L’enthousiasme qu’a suscité l’arrivée des trithérapies est depuis longtemps retombé. Certes, on meurt moins du sida qu’au début des années 90 – du moins dans les pays où les traitements sont accessibles. Mais la mortalité liée au vih a depuis lors repris sa progression, ses causes ne cessent de se diversifier et notre état de santé de se dégrader.
Une mortalité en hausse
Le système de surveillance la mortalité ne permet pas de donner des chiffres fiables quant à la mortalité liée au vih. On doit donc se contenter d’une enquête mortalité produite en 2000, et qui sera reconduite simplement en 2005, ce qui ne permet aucunement un suivi régulier, donc une alerte des politiques et de l’opinion publique.

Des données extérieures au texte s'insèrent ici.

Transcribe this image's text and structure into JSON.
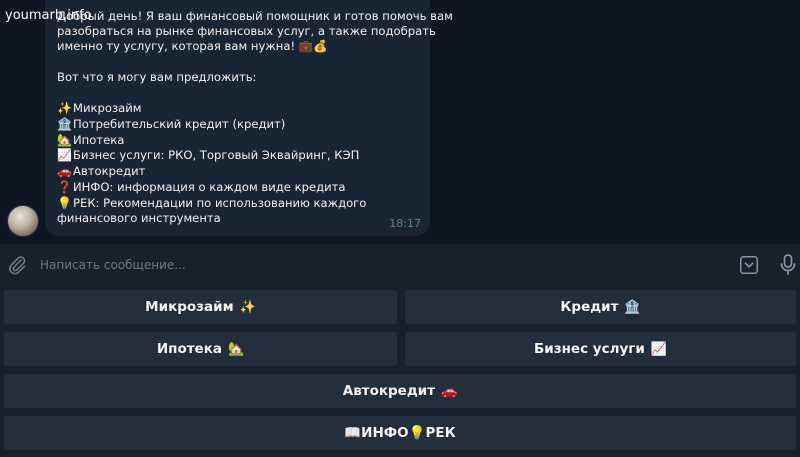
{
  "watermark": "youmarb.info",
  "message": {
    "lines": [
      {
        "emoji": "",
        "text": "Добрый день! Я ваш финансовый помощник и готов помочь вам"
      },
      {
        "emoji": "",
        "text": "разобраться на рынке финансовых услуг, а также подобрать"
      },
      {
        "emoji": "",
        "text": "именно ту услугу, которая вам нужна! 💼💰"
      },
      {
        "emoji": "",
        "text": ""
      },
      {
        "emoji": "",
        "text": "Вот что я могу вам предложить:"
      },
      {
        "emoji": "",
        "text": ""
      },
      {
        "emoji": "✨",
        "text": "Микрозайм"
      },
      {
        "emoji": "🏦",
        "text": "Потребительский кредит (кредит)"
      },
      {
        "emoji": "🏡",
        "text": "Ипотека"
      },
      {
        "emoji": "📈",
        "text": "Бизнес услуги: РКО, Торговый Эквайринг, КЭП"
      },
      {
        "emoji": "🚗",
        "text": "Автокредит"
      },
      {
        "emoji": "❓",
        "text": "ИНФО: информация о каждом виде кредита"
      },
      {
        "emoji": "💡",
        "text": "РЕК: Рекомендации по использованию каждого"
      },
      {
        "emoji": "",
        "text": "финансового инструмента"
      }
    ],
    "time": "18:17"
  },
  "composer": {
    "placeholder": "Написать сообщение..."
  },
  "keyboard": {
    "buttons": [
      {
        "label": "Микрозайм",
        "emoji": "✨"
      },
      {
        "label": "Кредит",
        "emoji": "🏦"
      },
      {
        "label": "Ипотека",
        "emoji": "🏡"
      },
      {
        "label": "Бизнес услуги",
        "emoji": "📈"
      },
      {
        "label": "Автокредит",
        "emoji": "🚗"
      },
      {
        "label": "📖ИНФО💡РЕК",
        "emoji": ""
      }
    ]
  },
  "icons": {
    "attach": "paperclip-icon",
    "keyboard_toggle": "keyboard-toggle-icon",
    "mic": "microphone-icon"
  },
  "colors": {
    "background": "#0e1621",
    "bubble": "#182533",
    "panel": "#17212b",
    "button": "#232e3c",
    "muted": "#6c7883"
  }
}
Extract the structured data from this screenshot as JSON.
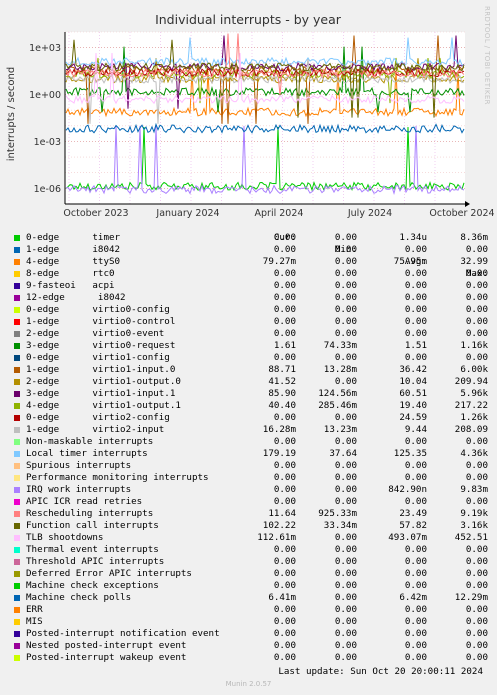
{
  "chart_data": {
    "type": "line",
    "title": "Individual interrupts - by year",
    "ylabel": "interrupts / second",
    "y_scale": "log",
    "yticks": [
      "1e-06",
      "1e-03",
      "1e+00",
      "1e+03"
    ],
    "ylim": [
      1e-07,
      10000.0
    ],
    "x_tick_labels": [
      "October 2023",
      "January 2024",
      "April 2024",
      "July 2024",
      "October 2024"
    ],
    "grid": true,
    "columns": [
      "Cur:",
      "Min:",
      "Avg:",
      "Max:"
    ],
    "series": [
      {
        "name": "0-edge      timer",
        "color": "#00cc00",
        "cur": "0.00",
        "min": "0.00",
        "avg": "1.34u",
        "max": "8.36m"
      },
      {
        "name": "1-edge      i8042",
        "color": "#0066b3",
        "cur": "0.00",
        "min": "0.00",
        "avg": "0.00",
        "max": "0.00"
      },
      {
        "name": "4-edge      ttyS0",
        "color": "#ff8000",
        "cur": "79.27m",
        "min": "0.00",
        "avg": "75.95m",
        "max": "32.99"
      },
      {
        "name": "8-edge      rtc0",
        "color": "#ffcc00",
        "cur": "0.00",
        "min": "0.00",
        "avg": "0.00",
        "max": "0.00"
      },
      {
        "name": "9-fasteoi   acpi",
        "color": "#330099",
        "cur": "0.00",
        "min": "0.00",
        "avg": "0.00",
        "max": "0.00"
      },
      {
        "name": "12-edge      i8042",
        "color": "#990099",
        "cur": "0.00",
        "min": "0.00",
        "avg": "0.00",
        "max": "0.00"
      },
      {
        "name": "0-edge      virtio0-config",
        "color": "#ccff00",
        "cur": "0.00",
        "min": "0.00",
        "avg": "0.00",
        "max": "0.00"
      },
      {
        "name": "1-edge      virtio0-control",
        "color": "#ff0000",
        "cur": "0.00",
        "min": "0.00",
        "avg": "0.00",
        "max": "0.00"
      },
      {
        "name": "2-edge      virtio0-event",
        "color": "#808080",
        "cur": "0.00",
        "min": "0.00",
        "avg": "0.00",
        "max": "0.00"
      },
      {
        "name": "3-edge      virtio0-request",
        "color": "#008f00",
        "cur": "1.61",
        "min": "74.33m",
        "avg": "1.51",
        "max": "1.16k"
      },
      {
        "name": "0-edge      virtio1-config",
        "color": "#00487d",
        "cur": "0.00",
        "min": "0.00",
        "avg": "0.00",
        "max": "0.00"
      },
      {
        "name": "1-edge      virtio1-input.0",
        "color": "#b35a00",
        "cur": "88.71",
        "min": "13.28m",
        "avg": "36.42",
        "max": "6.00k"
      },
      {
        "name": "2-edge      virtio1-output.0",
        "color": "#b38f00",
        "cur": "41.52",
        "min": "0.00",
        "avg": "10.04",
        "max": "209.94"
      },
      {
        "name": "3-edge      virtio1-input.1",
        "color": "#6b006b",
        "cur": "85.90",
        "min": "124.56m",
        "avg": "60.51",
        "max": "5.96k"
      },
      {
        "name": "4-edge      virtio1-output.1",
        "color": "#8fb300",
        "cur": "40.40",
        "min": "285.46m",
        "avg": "19.40",
        "max": "217.22"
      },
      {
        "name": "0-edge      virtio2-config",
        "color": "#b30000",
        "cur": "0.00",
        "min": "0.00",
        "avg": "24.59",
        "max": "1.26k"
      },
      {
        "name": "1-edge      virtio2-input",
        "color": "#bebebe",
        "cur": "16.28m",
        "min": "13.23m",
        "avg": "9.44",
        "max": "208.09"
      },
      {
        "name": "Non-maskable interrupts",
        "color": "#80ff80",
        "cur": "0.00",
        "min": "0.00",
        "avg": "0.00",
        "max": "0.00"
      },
      {
        "name": "Local timer interrupts",
        "color": "#80c9ff",
        "cur": "179.19",
        "min": "37.64",
        "avg": "125.35",
        "max": "4.36k"
      },
      {
        "name": "Spurious interrupts",
        "color": "#ffc080",
        "cur": "0.00",
        "min": "0.00",
        "avg": "0.00",
        "max": "0.00"
      },
      {
        "name": "Performance monitoring interrupts",
        "color": "#ffe680",
        "cur": "0.00",
        "min": "0.00",
        "avg": "0.00",
        "max": "0.00"
      },
      {
        "name": "IRQ work interrupts",
        "color": "#aa80ff",
        "cur": "0.00",
        "min": "0.00",
        "avg": "842.90n",
        "max": "9.83m"
      },
      {
        "name": "APIC ICR read retries",
        "color": "#ee00cc",
        "cur": "0.00",
        "min": "0.00",
        "avg": "0.00",
        "max": "0.00"
      },
      {
        "name": "Rescheduling interrupts",
        "color": "#ff8080",
        "cur": "11.64",
        "min": "925.33m",
        "avg": "23.49",
        "max": "9.19k"
      },
      {
        "name": "Function call interrupts",
        "color": "#666600",
        "cur": "102.22",
        "min": "33.34m",
        "avg": "57.82",
        "max": "3.16k"
      },
      {
        "name": "TLB shootdowns",
        "color": "#ffbfff",
        "cur": "112.61m",
        "min": "0.00",
        "avg": "493.07m",
        "max": "452.51"
      },
      {
        "name": "Thermal event interrupts",
        "color": "#00ffcc",
        "cur": "0.00",
        "min": "0.00",
        "avg": "0.00",
        "max": "0.00"
      },
      {
        "name": "Threshold APIC interrupts",
        "color": "#cc6699",
        "cur": "0.00",
        "min": "0.00",
        "avg": "0.00",
        "max": "0.00"
      },
      {
        "name": "Deferred Error APIC interrupts",
        "color": "#999900",
        "cur": "0.00",
        "min": "0.00",
        "avg": "0.00",
        "max": "0.00"
      },
      {
        "name": "Machine check exceptions",
        "color": "#00cc00",
        "cur": "0.00",
        "min": "0.00",
        "avg": "0.00",
        "max": "0.00"
      },
      {
        "name": "Machine check polls",
        "color": "#0066b3",
        "cur": "6.41m",
        "min": "0.00",
        "avg": "6.42m",
        "max": "12.29m"
      },
      {
        "name": "ERR",
        "color": "#ff8000",
        "cur": "0.00",
        "min": "0.00",
        "avg": "0.00",
        "max": "0.00"
      },
      {
        "name": "MIS",
        "color": "#ffcc00",
        "cur": "0.00",
        "min": "0.00",
        "avg": "0.00",
        "max": "0.00"
      },
      {
        "name": "Posted-interrupt notification event",
        "color": "#330099",
        "cur": "0.00",
        "min": "0.00",
        "avg": "0.00",
        "max": "0.00"
      },
      {
        "name": "Nested posted-interrupt event",
        "color": "#990099",
        "cur": "0.00",
        "min": "0.00",
        "avg": "0.00",
        "max": "0.00"
      },
      {
        "name": "Posted-interrupt wakeup event",
        "color": "#ccff00",
        "cur": "0.00",
        "min": "0.00",
        "avg": "0.00",
        "max": "0.00"
      }
    ]
  },
  "footer": {
    "last_update": "Last update:  Sun Oct 20 20:00:11 2024",
    "munin_version": "Munin 2.0.57",
    "rrdtool_label": "RRDTOOL / TOBI OETIKER"
  }
}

Faute d’une surveillance globale, nous regardons autour de nous. Les décès se multiplient. Cet été, trois membres ou proches de l’association sont morts, ce qui ne nous étaient pas arrivé depuis 1996. De nombreux militants ont perdu des connaissances ou des proches. La mort est à nouveau bien présente, beaucoup plus qu’elle ne l’a été ces dernières années.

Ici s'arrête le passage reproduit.